Gebrannte Kinder
Aus früheren Beziehungen schleppt fast jeder Altlasten mit sich herum. Doch wer in seinem LIEBESGEDÄCHTNIS zu lesen lernt, kann Katastrophen vermeiden.
Alles neu macht der Kai, denkst du und genießt das große Gefühl der unbeschwerten ersten Wochen mit ihm. Egal, was draußen vor dem Fenster los ist, ab jetzt ist Frühling. Tagelang liegt ihr im Bett herum, schreibt zärtliche Dinge auf zärtliche Postkarten, immerzu schwankend zwischen emotionalem Aneinander heran tasten und sexuellem Übereinanderherfallen. Großartiges, perfektes Verliebtsein. Gerade wart ihr spazieren, habt euch Dinge von früher anvertraut, jetzt ist da auf einmal dieses Unbehagen. Kais Bemerkung, einfach so da hin gesagt: In allen Beziehungen seiner Vergangenheit sei ja immer er derjenige gewesen, der nach einer Weile das Weite gesucht habe. Er lachte kurz auf, wollte eigentlich sagen, dass jetzt mit dir alles anders ist, aber dir stockte der Atem. Da liegt es mal wieder. Wie ein alter Lappen, zusammengeknüllt, vor sich hin miefend: das Beziehungsgedächtnis. Über Jahre hat es alles aufgesogen, all die anfänglichen Hoffnungen und verkorksten Geschichten, jedes Verlassenwerden, die Traurigkeit danach, die Verachtung und Wut.

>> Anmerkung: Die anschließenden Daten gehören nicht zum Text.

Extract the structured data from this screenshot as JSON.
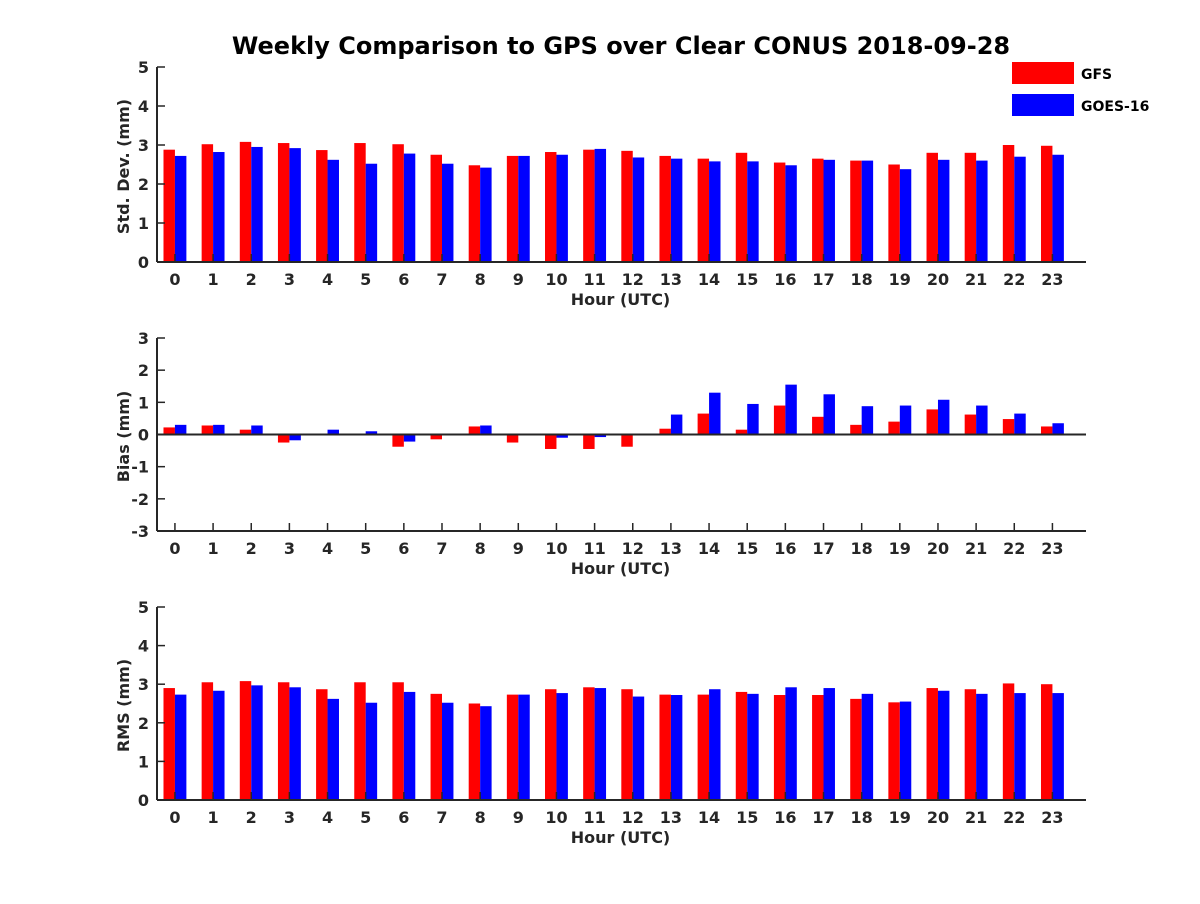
{
  "title": "Weekly Comparison to GPS over Clear CONUS 2018-09-28",
  "legend": [
    {
      "name": "GFS",
      "color": "#ff0000"
    },
    {
      "name": "GOES-16",
      "color": "#0000ff"
    }
  ],
  "chart_data": [
    {
      "type": "bar",
      "title": "Weekly Comparison to GPS over Clear CONUS 2018-09-28",
      "xlabel": "Hour (UTC)",
      "ylabel": "Std. Dev. (mm)",
      "ylim": [
        0,
        5
      ],
      "yticks": [
        "0",
        "1",
        "2",
        "3",
        "4",
        "5"
      ],
      "categories": [
        "0",
        "1",
        "2",
        "3",
        "4",
        "5",
        "6",
        "7",
        "8",
        "9",
        "10",
        "11",
        "12",
        "13",
        "14",
        "15",
        "16",
        "17",
        "18",
        "19",
        "20",
        "21",
        "22",
        "23"
      ],
      "legend_position": "top-right",
      "grid": false,
      "series": [
        {
          "name": "GFS",
          "color": "#ff0000",
          "values": [
            2.88,
            3.02,
            3.08,
            3.05,
            2.87,
            3.05,
            3.02,
            2.75,
            2.48,
            2.72,
            2.82,
            2.88,
            2.85,
            2.72,
            2.65,
            2.8,
            2.55,
            2.65,
            2.6,
            2.5,
            2.8,
            2.8,
            3.0,
            2.98
          ]
        },
        {
          "name": "GOES-16",
          "color": "#0000ff",
          "values": [
            2.72,
            2.82,
            2.95,
            2.92,
            2.62,
            2.52,
            2.78,
            2.52,
            2.42,
            2.72,
            2.75,
            2.9,
            2.68,
            2.65,
            2.58,
            2.58,
            2.48,
            2.62,
            2.6,
            2.38,
            2.62,
            2.6,
            2.7,
            2.75
          ]
        }
      ]
    },
    {
      "type": "bar",
      "title": "",
      "xlabel": "Hour (UTC)",
      "ylabel": "Bias (mm)",
      "ylim": [
        -3,
        3
      ],
      "yticks": [
        "-3",
        "-2",
        "-1",
        "0",
        "1",
        "2",
        "3"
      ],
      "categories": [
        "0",
        "1",
        "2",
        "3",
        "4",
        "5",
        "6",
        "7",
        "8",
        "9",
        "10",
        "11",
        "12",
        "13",
        "14",
        "15",
        "16",
        "17",
        "18",
        "19",
        "20",
        "21",
        "22",
        "23"
      ],
      "grid": false,
      "series": [
        {
          "name": "GFS",
          "color": "#ff0000",
          "values": [
            0.22,
            0.28,
            0.15,
            -0.25,
            0.0,
            0.02,
            -0.38,
            -0.15,
            0.25,
            -0.25,
            -0.45,
            -0.45,
            -0.38,
            0.18,
            0.65,
            0.15,
            0.9,
            0.55,
            0.3,
            0.4,
            0.78,
            0.62,
            0.48,
            0.25
          ]
        },
        {
          "name": "GOES-16",
          "color": "#0000ff",
          "values": [
            0.3,
            0.3,
            0.28,
            -0.18,
            0.15,
            0.1,
            -0.22,
            0.0,
            0.28,
            0.0,
            -0.1,
            -0.08,
            0.03,
            0.62,
            1.3,
            0.95,
            1.55,
            1.25,
            0.88,
            0.9,
            1.08,
            0.9,
            0.65,
            0.35
          ]
        }
      ]
    },
    {
      "type": "bar",
      "title": "",
      "xlabel": "Hour (UTC)",
      "ylabel": "RMS (mm)",
      "ylim": [
        0,
        5
      ],
      "yticks": [
        "0",
        "1",
        "2",
        "3",
        "4",
        "5"
      ],
      "categories": [
        "0",
        "1",
        "2",
        "3",
        "4",
        "5",
        "6",
        "7",
        "8",
        "9",
        "10",
        "11",
        "12",
        "13",
        "14",
        "15",
        "16",
        "17",
        "18",
        "19",
        "20",
        "21",
        "22",
        "23"
      ],
      "grid": false,
      "series": [
        {
          "name": "GFS",
          "color": "#ff0000",
          "values": [
            2.9,
            3.05,
            3.08,
            3.05,
            2.87,
            3.05,
            3.05,
            2.75,
            2.5,
            2.73,
            2.87,
            2.92,
            2.87,
            2.73,
            2.73,
            2.8,
            2.72,
            2.72,
            2.62,
            2.53,
            2.9,
            2.87,
            3.02,
            3.0
          ]
        },
        {
          "name": "GOES-16",
          "color": "#0000ff",
          "values": [
            2.73,
            2.83,
            2.97,
            2.92,
            2.62,
            2.52,
            2.8,
            2.52,
            2.43,
            2.73,
            2.77,
            2.9,
            2.68,
            2.72,
            2.87,
            2.75,
            2.92,
            2.9,
            2.75,
            2.55,
            2.83,
            2.75,
            2.77,
            2.77
          ]
        }
      ]
    }
  ]
}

Es liegt da, nervt und stinkt das nigelnagelneue Beziehungshaus voll, das doch gerade erst frisch hochgezogen wurde. In dem Freude herrschen soll und Liebe und Vertrau en – verdammt noch mal! – und nicht die Vergangenheit mit ihrem Muff. Was ist, wenn er geht, wie seine Vorgänger? ist der Angstgeruch, stechend wie Ammoniak. Warum will er mich heute abend nicht treffen? der Mief des Misstrauens. Oder die schwere Luft der Verallgemeinerung: Wieso kapiert keiner von meinen Freunden, dass ich sie einfach so viel wie möglich sehen möchte, wenn ich verliebt bin? Ein altes Trauma, hineingetragen in eine neue Beziehung. Mit Mitte zwanzig, Anfang dreißig trifft man kaum noch jemanden, der nicht von einer Verletzung berichten kann – und ihren jeweiligen Folgen: Der Exfreund hatte ein Suchtproblem – schon fängt man an, den neuen Partner argwöhnisch zu kontrollieren. Die Exfreundin hat einen schlimm betrogen – schon engt man die Neue ein, klettet und ist eifersüchtig. Mit dem Exfreund hat es im Bett nicht so richtig geklappt – schon ist da die Angst, dass die Lust auch mit dem neuen Freund bald wieder abflaut.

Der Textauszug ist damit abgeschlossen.